KUCHENS

HOW KUCHEN, A TRADITIONAL GERMAN COFFEECAKE, BECAME THE OFFICIAL DESSERT OF THE AMERICAN STATE OF SOUTH DAKOTA

Kuchen, a German coffeecake, is part of a centuries old German tradition.  Sunday afternoons between 3pm and 5pm, many Germans gather with family and friends for kaffee and kuchen, a custom that resembles the British afternoon tea ritual. In this century kuchens were proclaimed the official dessert of South Dakota, a state located in the Northern Great Plains of the American Midwest.  How, exactly, did this happen?  It was a long and winding road.

German kuchens have less sugar, and more butter or shortening than most cakes, and usually feature fruit toppings (apples, apricots, berries, figs, peaches, or plums) and streusel.  Some use yeast to puff the dough higher.  This confection, delicious at breakfast, for an afternoon snack, or as dessert at dinner, made a long and painful migration from Germany to America.

Catherine the Great began life as a minor German princess and became a Russian empress following her marriage in 1745 to Prince Pyotr Fyodorovich, grandson of Peter the Great, who became Czar Peter III in 1762.  He ruled for only 6 months before he was forced to abdicate and Catherine was installed on the throne.  Peter died shortly thereafter under “mysterious circumstances”. 

In 1763, after a conflict with the Ottoman Empire left large swaths of Russian farmland fallow, Catherine proclaimed open foreign immigration to Russia, particularly for her fellow Germans, who she hoped would redevelop the land.  A wave of German immigration ensued and German colonies were established in Russia, many in the lower Volga River area.

Difficult economic conditions, wars in central Europe and German religious intolerance motivated much of this immigration.  Catherine’s declaration freed German immigrants from the military service required of Russian citizens, and from most taxes.  Moreover, it granted immigrants autonomy and gave them political rights unavailable to them in Germany.  This was particularly attractive to religious groups like Mennonites in Prussia where participation in the military, prohibited by their religious beliefs, was required and dissent against mainstream Lutheranism and Calvinism was not tolerated.

In 1803, during the Napoleonic wars, Catherine’s grandson, Czar Alexander I, reissued her proclamation and Germans responded in large numbers. The first census of the Russian Empire, conducted in 1897, reported roughly 1.8 million respondents who indicated German as their native language.  But changes in Russian politics towards the end of the 19th century rescinded the privileges of immigrants to practice their own languages and religions, economic conditions worsened, and famines followed.  Mass German immigration from Russia resulted, many choosing to resettle in the upper Great Plains of the United States, primarily the states of Illinois, Nebraska, Kansas and North and South Dakota, and southern Manitoba, Alberta and Saskatchewan in Canada.

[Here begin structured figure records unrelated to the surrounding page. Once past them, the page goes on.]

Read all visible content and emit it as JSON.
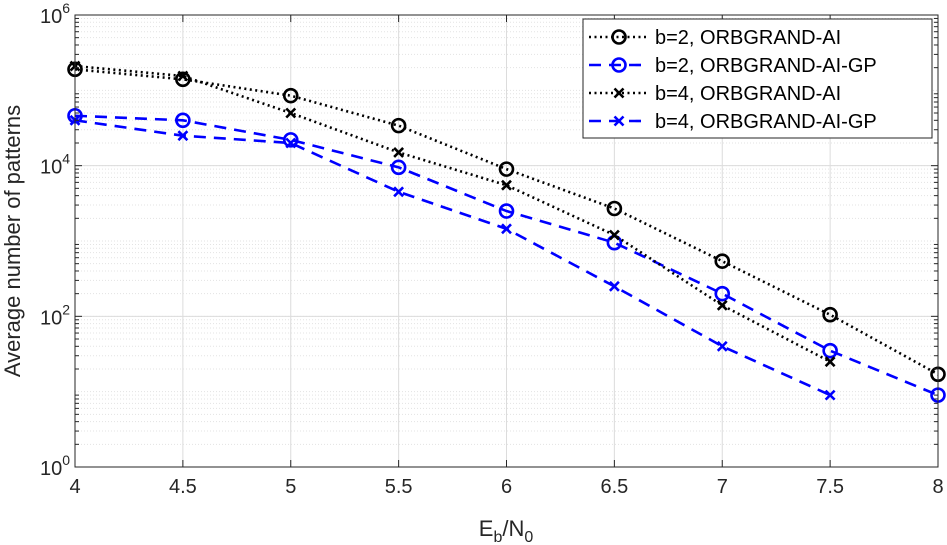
{
  "chart_data": {
    "type": "line",
    "title": "",
    "xlabel": {
      "main": "E",
      "sub1": "b",
      "mid": "/N",
      "sub2": "0"
    },
    "ylabel": "Average number of patterns",
    "xlim": [
      4,
      8
    ],
    "ylim": [
      1,
      1000000
    ],
    "yscale": "log",
    "grid": true,
    "legend_position": "top-right",
    "x_ticks": [
      4,
      4.5,
      5,
      5.5,
      6,
      6.5,
      7,
      7.5,
      8
    ],
    "x_tick_labels": [
      "4",
      "4.5",
      "5",
      "5.5",
      "6",
      "6.5",
      "7",
      "7.5",
      "8"
    ],
    "y_ticks": [
      {
        "value": 1,
        "base": "10",
        "exp": "0"
      },
      {
        "value": 100,
        "base": "10",
        "exp": "2"
      },
      {
        "value": 10000,
        "base": "10",
        "exp": "4"
      },
      {
        "value": 1000000,
        "base": "10",
        "exp": "6"
      }
    ],
    "series": [
      {
        "name": "b=2, ORBGRAND-AI",
        "color": "#000000",
        "line": "dotted",
        "marker": "circle",
        "x": [
          4,
          4.5,
          5,
          5.5,
          6,
          6.5,
          7,
          7.5,
          8
        ],
        "values": [
          190000,
          140000,
          85000,
          34000,
          9000,
          2700,
          540,
          105,
          17
        ]
      },
      {
        "name": "b=2, ORBGRAND-AI-GP",
        "color": "#0000ff",
        "line": "dashed",
        "marker": "circle",
        "x": [
          4,
          4.5,
          5,
          5.5,
          6,
          6.5,
          7,
          7.5,
          8
        ],
        "values": [
          46000,
          40000,
          22000,
          9500,
          2500,
          950,
          200,
          35,
          9
        ]
      },
      {
        "name": "b=4, ORBGRAND-AI",
        "color": "#000000",
        "line": "dotted",
        "marker": "x",
        "x": [
          4,
          4.5,
          5,
          5.5,
          6,
          6.5,
          7,
          7.5
        ],
        "values": [
          210000,
          155000,
          50000,
          15000,
          5500,
          1200,
          140,
          25
        ]
      },
      {
        "name": "b=4, ORBGRAND-AI-GP",
        "color": "#0000ff",
        "line": "dashed",
        "marker": "x",
        "x": [
          4,
          4.5,
          5,
          5.5,
          6,
          6.5,
          7,
          7.5
        ],
        "values": [
          40000,
          25000,
          20000,
          4500,
          1450,
          250,
          40,
          9
        ]
      }
    ]
  }
}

The 20th century brought the 1917 Russian Revolution and the creation of the Soviet Union.  Under the leadership of Joseph Stalin, bias against ethnic minorities increased and conditions for the remaining Russian Germans worsened.  By 1932-33, western observers charged that Soviet authorities forced starvation among Volga Germans and dismantled their villages.  Stalin’s Great Purge following World War II bulldozed German churches and reused the tombstones in their cemeteries for paving blocks.  Many German Russians were deported to labor camps in Siberia and Central Asia. 

Russian Germans who came to America fared better.  They often formed tight communities separate from the general population.  These villages were usually in rural agricultural regions rather than the urban industrial environments of large cities where many other immigrant groups settled.  In general, members of each community practiced the same religious denomination, spoke the same German dialect and migrated from the same area in Russia.  They established German language schools and churches and absorbed the American culture around them slowly.  In the 1950s it was still common in the Dakotas for children to speak English while their parents and grandparents spoke German.  Now, although it is likely that fewer people in the Dakotas would claim German as their primary language, German culinary influence has only grown, particularly in regards pastry.  In 2013 kuchen was proclaimed the official, mainstream South Dakota dessert.